About 40 people attended. In preparation, the National Library of Medicine collected information which could be used to make biographical Wikipedia articles about woman scientists. Some NIH wiki-staffers had cross-referenced what articles are already in Wikipedia with the biographies which were suggested, and then made lists of people who had no article but for whom information was available to make one, and then another list of people whose articles could be developed. At the event, attendees were encouraged to chose from these lists, as if they did, they could add content based on the information which had already been collected for them. In my opinion, this is a model event for how partnerships should work. The NLM staff had information in the library and it is their job to promote it. The staff wanted to learn Wikipedia, and it would have been time consuming for them to do library research, so it saved time to have had the library staff share information with them in advance. The Wikipedians in attendance were best used by helping people edit Wikipedia, and not by helping people find library resources.

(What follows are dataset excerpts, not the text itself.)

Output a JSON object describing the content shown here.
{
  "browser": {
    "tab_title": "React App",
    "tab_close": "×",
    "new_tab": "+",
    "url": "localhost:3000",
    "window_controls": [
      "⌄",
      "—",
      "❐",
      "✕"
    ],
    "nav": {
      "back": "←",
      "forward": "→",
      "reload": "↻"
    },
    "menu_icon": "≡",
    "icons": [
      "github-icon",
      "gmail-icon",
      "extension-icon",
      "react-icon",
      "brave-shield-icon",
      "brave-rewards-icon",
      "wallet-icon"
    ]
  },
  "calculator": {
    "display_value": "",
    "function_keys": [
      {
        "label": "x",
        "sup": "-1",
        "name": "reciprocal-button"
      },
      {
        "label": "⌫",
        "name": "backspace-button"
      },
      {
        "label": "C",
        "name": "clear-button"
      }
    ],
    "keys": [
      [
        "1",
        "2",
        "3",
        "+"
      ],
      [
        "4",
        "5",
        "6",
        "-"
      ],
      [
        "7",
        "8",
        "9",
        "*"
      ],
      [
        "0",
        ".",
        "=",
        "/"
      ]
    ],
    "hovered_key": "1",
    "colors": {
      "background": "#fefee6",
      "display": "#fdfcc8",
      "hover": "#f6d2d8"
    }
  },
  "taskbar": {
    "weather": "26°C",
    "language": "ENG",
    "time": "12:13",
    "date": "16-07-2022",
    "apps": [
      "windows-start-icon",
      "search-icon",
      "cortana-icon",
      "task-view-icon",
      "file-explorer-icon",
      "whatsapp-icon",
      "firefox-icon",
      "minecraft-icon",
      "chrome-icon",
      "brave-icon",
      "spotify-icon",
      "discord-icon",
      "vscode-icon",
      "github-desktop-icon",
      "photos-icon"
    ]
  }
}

With all the pieces prepared before the event, as soon as everyone came together, I gave a short Wikipedia tutorial for not more than 10 minutes and within 10 minutes of its end, many people were already adding content and had done the basic functions on par with what anyone highly experienced would do.
That was the event! We did this in two iterations of 3 hours each. It was a fun day. The outcomes on Wikipedia were fantastic in terms of quality. I would not call this a high-impact project on Wikipedia in terms of the size of the audience reached, because most of the people featured are scientists and there is not a huge amount of popular demand for articles on the lives of scientists. However, there is a lot of talk about how girls are underrepresented in school science projects, and now with all of these biographies added, girls can more easily find role models in various fields of science and from diverse backgrounds. I was told that six of the biographies developed were of Hispanic scientists, and I presume that now Wikipedia must host the most comprehensive collection of biographies of female Hispanic scientists anywhere in the world. For the select audience which needs this, I can imagine there being children who would look at this resource and perhaps consider career paths that they would not have considered otherwise. From a global long term perspective, it might not be crazy to speculate that sometime in the next 20 years, at least one child will be motivated to study science who might not otherwise have done so had they not been influenced by finding records of role models online. If even one child chooses a STEM career path as a consequence of one of these events, then even though this event might have consumed 150 total volunteer hours, it still might be a net gain for the world to get someone’s career to move in the direction of STEM.
Beyond the impact of the contributions, now the staff who participated is more comfortable with Wikipedia. The end goal of the collaboration has been more about general health information, even though the social contributions are helpful too. They wanted to do more rounds approximately quarterly. I like the idea of going back when some people have participated in the past.